How to create a correlation matrix without using the data source to call each variable?

This is what I've been doing it it creates really long column and row labels. I'm been trying to the cor(x, method =c(.....)) but I can't seem to make it work. I've put quotes around all my variables, I've put in data.frame(....) with everything below in it. Nothing's working.
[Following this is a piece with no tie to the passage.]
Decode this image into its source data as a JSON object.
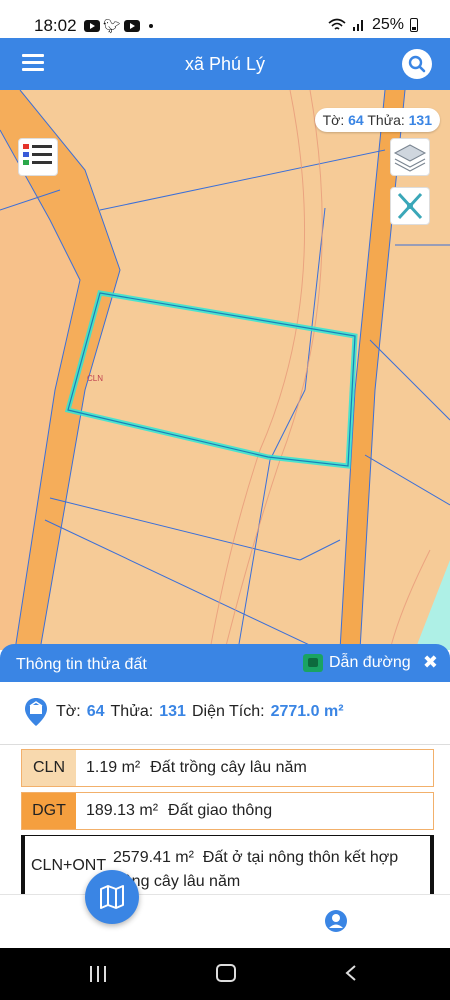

As you can clearly see, Final_Project_Data is the csv document title but I don't want it in matrix labels. Is there a way to create a correlation matrix without "Final Project Data "Variable Label" or it's just my variable label?

What I've put below is as simple and as clean as I can make my script too.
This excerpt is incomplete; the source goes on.